The topic of fees and transparency reoccurred frequently throughout the discussion with all participants agreeing that justifying fees was one the most challenging aspects of running an interior design business today.
Daniel Hopwood, a former BIID president who has run his London-based practice for 25 years, outlined the issue. “Putting forward a decent design fee is very hard as people just do not value the design,” he told the group. “We’ve been forced to charge a percentage on the project and the goods that I purchase. I prefer not to but it’s the only way that we can make it work.”
“What’s refreshing about this,” began Lori Pinkerton-Rolet, praising the group’s honesty, “is that the great and the good of the interior design business who are seated around this table can all admit that it is hard to make a living in this industry. It’s hard to make a margin.”
The lack of support and advice when it comes to fee structuring was also called out. “It’s so hard to find any information or advice on fees that you can then share with clients.” shared Anna Burles of design practice Run For the Hills.
However, as Susie Rumbold pointed out, sharing information can be problematic: “We need to be careful as an industry when talking about fees, as we risk becoming a cartel,” she said, before adding: “I think a charging process that has a level of transparency has historically been missing from the industry; but that’s really changing.”
The consensus among the attendees was that it was unethical to make money out of kickbacks and adding huge mark-ups on furniture. “If we’re selling ourselves and we want to be perceived as professionals in the market place, then we should be paid as a professional in the market place,” said Beirut-born London-based architect Rabih Hage.

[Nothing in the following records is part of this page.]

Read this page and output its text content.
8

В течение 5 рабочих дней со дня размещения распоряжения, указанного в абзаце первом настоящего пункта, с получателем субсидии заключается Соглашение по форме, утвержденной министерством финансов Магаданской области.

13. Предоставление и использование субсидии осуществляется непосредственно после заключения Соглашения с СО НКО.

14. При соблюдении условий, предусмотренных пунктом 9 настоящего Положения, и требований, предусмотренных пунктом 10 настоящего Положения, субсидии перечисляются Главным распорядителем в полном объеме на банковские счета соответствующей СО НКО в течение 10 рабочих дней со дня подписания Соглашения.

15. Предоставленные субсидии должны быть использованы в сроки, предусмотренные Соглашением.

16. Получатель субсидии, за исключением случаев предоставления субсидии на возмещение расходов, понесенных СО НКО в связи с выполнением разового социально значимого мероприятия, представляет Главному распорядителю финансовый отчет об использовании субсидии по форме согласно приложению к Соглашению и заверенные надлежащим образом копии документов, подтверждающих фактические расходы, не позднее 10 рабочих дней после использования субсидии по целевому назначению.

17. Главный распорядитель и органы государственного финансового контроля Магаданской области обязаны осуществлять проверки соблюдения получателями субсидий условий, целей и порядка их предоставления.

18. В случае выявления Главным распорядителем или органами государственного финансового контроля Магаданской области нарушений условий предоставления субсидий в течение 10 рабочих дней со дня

Meanwhile, Matteo Bianchi and Ella Jade highlighted that moves into retail and product development have proved to be successful for their businesses. “We’re doing a lot of product design at the moment,” Bianchi said. “We’ve just been appointed creative directors of a new wallpaper company called Bubble.”
Ella Jade explained how her showroom model, which sees her firm provide both design services and product, has worked for her: “We have design fees for our services, which includes everything, but the goods come directly from our suppliers. Most of it is manufactured by us and we have a mark-up on that. Everything is in house, so it’s a cross between design and retail.”
Other issues raised included poor or inconsistent trade discounts provided by suppliers, while some designers shared similar stories of clients who change their mind after signing off work. Suggested solutions included charging flat design fees where possible, issuing fee proposals with clear terms on number of meetings and revisions, and freezing general arrangement drawings.